La struttura è semplice ma studiata per trasformare un ambiente ordinario in una trappola psicologica. Si parte dall’8º piano e bisogna decidere, livello dopo livello, se sia presente un’anomalia: in quel caso si scende, in caso contrario si sale. Sette decisioni corrette consecutive permettono di raggiungere il 1º piano e aprire l’uscita, ma basta un solo errore per tornare al punto di partenza. È una formula che punta meno sullo spavento diretto e più sul logoramento dell’attenzione, facendo leva sulla sottile inquietudine generata da minime alterazioni del quotidiano.
Un parcheggio che cambia senza fare rumore
Uno degli elementi più interessanti del progetto è proprio il modo in cui trasforma uno spazio banalissimo in un luogo progressivamente estraneo. Il piano iniziale può apparire del tutto normale, ma già al passaggio successivo il garage comincia a cambiare in silenzio, insinuando il dubbio che qualcosa si sia spostato, deformato o semplicemente incrinato rispetto a pochi istanti prima. L’obiettivo non è sommergere il giocatore di eventi spettacolari, ma costringerlo a osservare meglio, fino a rendere sospetto perfino ciò che dovrebbe apparire neutro.
Marukereba Studio parla di 40 tipi di anomalie, con una rotazione studiata in modo che quelle già individuate correttamente non si ripresentino finché non siano state scoperte tutte. Questo significa che ogni partita non serve solo a “superare” il parcheggio, ma anche a restringere progressivamente il campo delle variazioni ancora da trovare. Alcune saranno evidenti, altre molto più difficili da cogliere, e proprio questa distribuzione della difficoltà sembra essere il cuore dell’esperienza.
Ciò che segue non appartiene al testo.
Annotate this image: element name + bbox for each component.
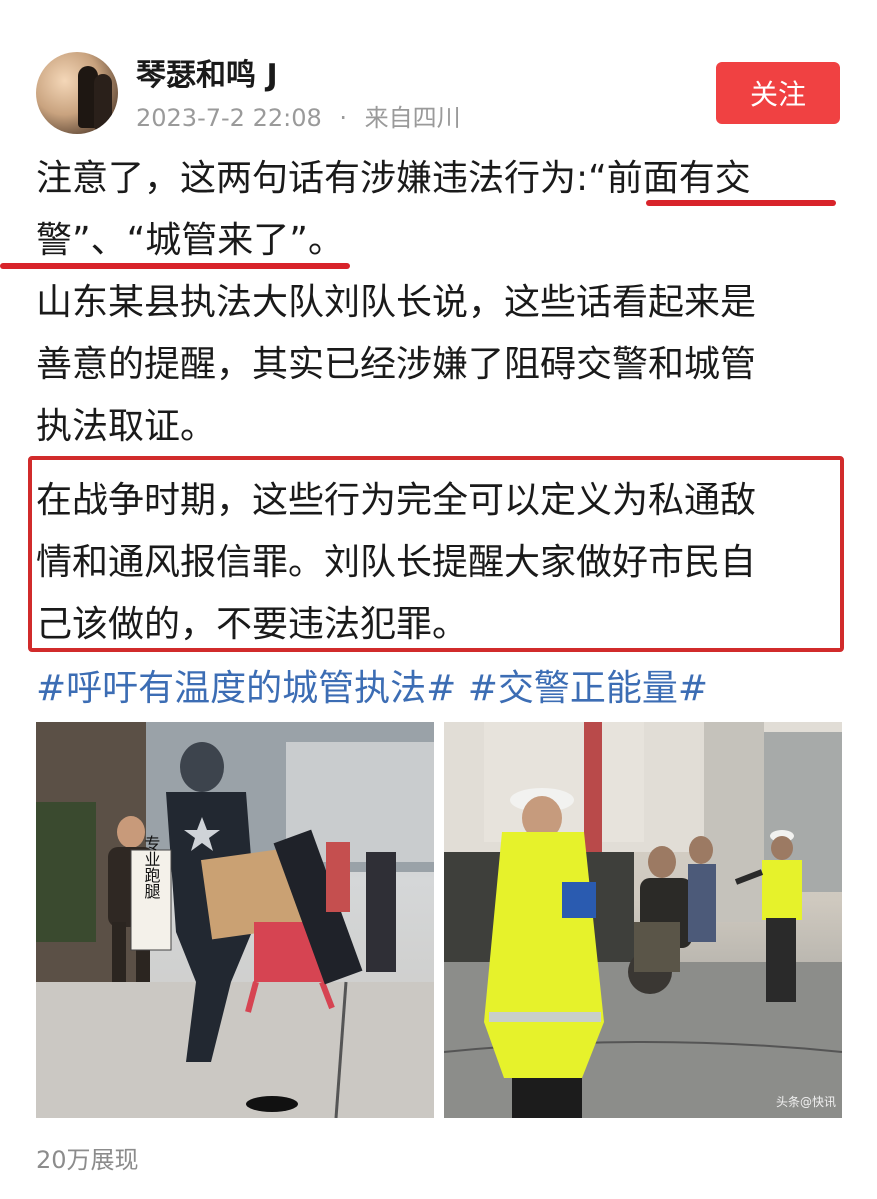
text-line: 山东某县执法大队刘队长说，这些话看起来是 <box>36 282 757 323</box>
traffic-police-image: 头条@快讯 <box>444 722 842 1118</box>
follow-button[interactable]: 关注 <box>716 62 840 124</box>
sign-text: 专业跑腿 <box>142 835 161 900</box>
highlight-box <box>28 456 844 652</box>
post-header: 琴瑟和鸣 J 2023-7-2 22:08 · 来自四川 关注 <box>0 0 877 140</box>
street-scene-image: 专业跑腿 <box>36 722 434 1118</box>
meta-separator: · <box>339 104 348 132</box>
text-line: 善意的提醒，其实已经涉嫌了阻碍交警和城管 <box>36 344 757 385</box>
post-meta: 2023-7-2 22:08 · 来自四川 <box>136 98 461 133</box>
text-line: 注意了，这两句话有涉嫌违法行为:“ <box>36 158 607 199</box>
location: 来自四川 <box>364 104 461 132</box>
paragraph: 注意了，这两句话有涉嫌违法行为:“前面有交 警”、“城管来了”。 <box>36 148 846 272</box>
username[interactable]: 琴瑟和鸣 J <box>136 50 278 94</box>
photo-left[interactable]: 专业跑腿 <box>36 722 434 1118</box>
view-count: 20万展现 <box>36 1146 139 1174</box>
hashtags[interactable]: #呼吁有温度的城管执法# #交警正能量# <box>36 658 846 720</box>
text-line: 执法取证。 <box>36 406 217 447</box>
image-watermark: 头条@快讯 <box>776 1095 836 1109</box>
photo-right[interactable]: 头条@快讯 <box>444 722 842 1118</box>
paragraph: 山东某县执法大队刘队长说，这些话看起来是 善意的提醒，其实已经涉嫌了阻碍交警和城… <box>36 272 846 458</box>
avatar-figure <box>94 74 112 130</box>
text-line-highlight: 前面有交 <box>606 158 751 199</box>
text-line-highlight: 警”、“城管来了”。 <box>36 220 344 261</box>
image-grid: 专业跑腿 头条@快讯 <box>36 722 842 1118</box>
timestamp: 2023-7-2 22:08 <box>136 104 322 132</box>
avatar[interactable] <box>36 52 118 134</box>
Un horror pensato anche per chi evita gli horror
Il tratto distintivo del gioco, però, resta la rinuncia completa ai jumpscare. La pagina Steam e il materiale promozionale insistono sul fatto che non ci saranno rumori improvvisi né shock costruiti per far sobbalzare il giocatore, ma piuttosto un senso di stranezza crescente, quasi contemplativo, che accompagna l’esplorazione. È una scelta interessante perché prova a intercettare anche quel pubblico incuriosito dall’horror ma poco disposto a tollerarne le forme più aggressive.
La durata contenuta, indicata tra i 15 minuti e le 2 ore per partita, rafforza ulteriormente questa impostazione: The Parking Garage sembra pensato come un’esperienza compatta, da ripetere più volte per stanare tutte le anomalie e vedere fino a che punto possa spingersi la sensazione di spaesamento. In un filone ormai sempre più popolato, il gioco di Marukereba Studio prova così a distinguersi non alzando il volume della paura, ma abbassandolo fino a renderla quasi impercettibile, e forse proprio per questo più insistente.